The questions of ‘what is a good life’ and ‘how ought one to live’ must be perennial concerns of any endeavour aimed at
talking bollocks not
human fulfilment, and must be central to both theory and policy of development.
of a sort which doesn't actually result in any such thing.
While the answers to these questions might stymie an unequivocal response, they are always worth asking if development is to enable human flourishing.
Is this true?

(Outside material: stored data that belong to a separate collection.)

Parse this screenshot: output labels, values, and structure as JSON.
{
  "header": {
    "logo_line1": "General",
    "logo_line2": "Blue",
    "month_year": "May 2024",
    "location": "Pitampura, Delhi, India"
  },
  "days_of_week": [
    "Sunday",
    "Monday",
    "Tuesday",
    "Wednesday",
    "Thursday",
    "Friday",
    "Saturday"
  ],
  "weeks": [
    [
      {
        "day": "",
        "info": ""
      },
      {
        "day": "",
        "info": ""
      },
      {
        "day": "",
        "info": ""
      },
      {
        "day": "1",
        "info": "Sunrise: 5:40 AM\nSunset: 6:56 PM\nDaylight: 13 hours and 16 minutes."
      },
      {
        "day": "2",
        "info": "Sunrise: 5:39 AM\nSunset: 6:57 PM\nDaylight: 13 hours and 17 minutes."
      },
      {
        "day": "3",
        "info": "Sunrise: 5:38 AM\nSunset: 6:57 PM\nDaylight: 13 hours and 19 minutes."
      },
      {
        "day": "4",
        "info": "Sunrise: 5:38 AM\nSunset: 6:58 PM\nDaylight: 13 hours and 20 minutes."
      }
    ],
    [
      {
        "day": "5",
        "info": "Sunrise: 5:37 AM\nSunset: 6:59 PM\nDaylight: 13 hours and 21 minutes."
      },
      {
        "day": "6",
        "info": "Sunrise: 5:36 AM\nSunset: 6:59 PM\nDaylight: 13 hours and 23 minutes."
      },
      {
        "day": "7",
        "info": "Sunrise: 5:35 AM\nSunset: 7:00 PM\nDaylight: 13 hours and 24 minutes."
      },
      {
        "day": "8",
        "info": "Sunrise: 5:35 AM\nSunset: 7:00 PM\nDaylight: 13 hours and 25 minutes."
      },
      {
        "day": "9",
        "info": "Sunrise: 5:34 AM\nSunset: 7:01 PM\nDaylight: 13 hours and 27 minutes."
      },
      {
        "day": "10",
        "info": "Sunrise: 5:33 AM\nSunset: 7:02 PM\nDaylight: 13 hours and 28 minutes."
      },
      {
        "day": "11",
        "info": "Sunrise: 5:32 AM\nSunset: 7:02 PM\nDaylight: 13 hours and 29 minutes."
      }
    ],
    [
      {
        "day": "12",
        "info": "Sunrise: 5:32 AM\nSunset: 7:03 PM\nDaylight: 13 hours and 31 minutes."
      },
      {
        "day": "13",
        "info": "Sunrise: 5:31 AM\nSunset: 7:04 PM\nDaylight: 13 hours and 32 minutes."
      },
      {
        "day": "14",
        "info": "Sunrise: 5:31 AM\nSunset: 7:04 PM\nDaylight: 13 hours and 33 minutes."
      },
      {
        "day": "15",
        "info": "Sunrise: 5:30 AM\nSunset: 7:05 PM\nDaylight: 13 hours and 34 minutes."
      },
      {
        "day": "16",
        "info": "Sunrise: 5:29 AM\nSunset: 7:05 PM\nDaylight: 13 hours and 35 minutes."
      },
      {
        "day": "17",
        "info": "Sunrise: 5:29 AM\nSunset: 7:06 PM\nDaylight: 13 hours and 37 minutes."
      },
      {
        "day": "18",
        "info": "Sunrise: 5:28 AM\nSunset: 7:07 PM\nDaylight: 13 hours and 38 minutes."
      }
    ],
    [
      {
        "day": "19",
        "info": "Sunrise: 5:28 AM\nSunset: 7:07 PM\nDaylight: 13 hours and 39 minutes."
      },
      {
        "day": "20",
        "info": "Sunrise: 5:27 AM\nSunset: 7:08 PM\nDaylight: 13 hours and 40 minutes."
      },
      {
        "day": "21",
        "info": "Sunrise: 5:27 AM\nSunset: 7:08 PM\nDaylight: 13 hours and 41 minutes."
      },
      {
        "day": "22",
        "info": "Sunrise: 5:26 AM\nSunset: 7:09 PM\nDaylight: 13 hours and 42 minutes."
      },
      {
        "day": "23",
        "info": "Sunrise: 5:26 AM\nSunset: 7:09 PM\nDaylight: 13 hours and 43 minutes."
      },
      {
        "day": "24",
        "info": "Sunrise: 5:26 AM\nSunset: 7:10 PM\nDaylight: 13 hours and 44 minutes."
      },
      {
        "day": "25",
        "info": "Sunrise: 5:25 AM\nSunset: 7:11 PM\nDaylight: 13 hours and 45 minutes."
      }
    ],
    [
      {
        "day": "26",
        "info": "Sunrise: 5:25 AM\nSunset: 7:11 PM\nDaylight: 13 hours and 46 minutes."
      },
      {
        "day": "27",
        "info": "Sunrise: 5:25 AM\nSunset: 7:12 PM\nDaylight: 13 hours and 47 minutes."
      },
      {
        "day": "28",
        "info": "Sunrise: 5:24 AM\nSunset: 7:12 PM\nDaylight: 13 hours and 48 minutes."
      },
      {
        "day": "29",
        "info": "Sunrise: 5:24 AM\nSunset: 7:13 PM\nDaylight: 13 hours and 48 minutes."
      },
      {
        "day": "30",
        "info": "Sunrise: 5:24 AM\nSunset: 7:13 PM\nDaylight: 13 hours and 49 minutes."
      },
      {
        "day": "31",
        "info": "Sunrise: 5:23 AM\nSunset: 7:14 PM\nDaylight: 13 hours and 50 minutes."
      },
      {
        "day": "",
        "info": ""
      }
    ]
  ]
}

Is there even one developed country where any such debate occurred in a manner which altered outcomes? True, in some countries, the Church tried to accommodate the Left but what then happened was that the Church declined. The fact is Religion is a service industry. Those sects which inculcate norms that lead to higher and higher productivity may continue to flourish so long as young people are interested in doing even better than their parents. But, if they start talking virtue signaling, woke, bollocks, the masses abandon them. They cease to be relevant. This may be a good thing for 'human flourishing'. But it does mean bull-shitters have to gravitate to some novel type of Sen-tentious shite so as to gain interessement, if not 'obligatory passage point' status.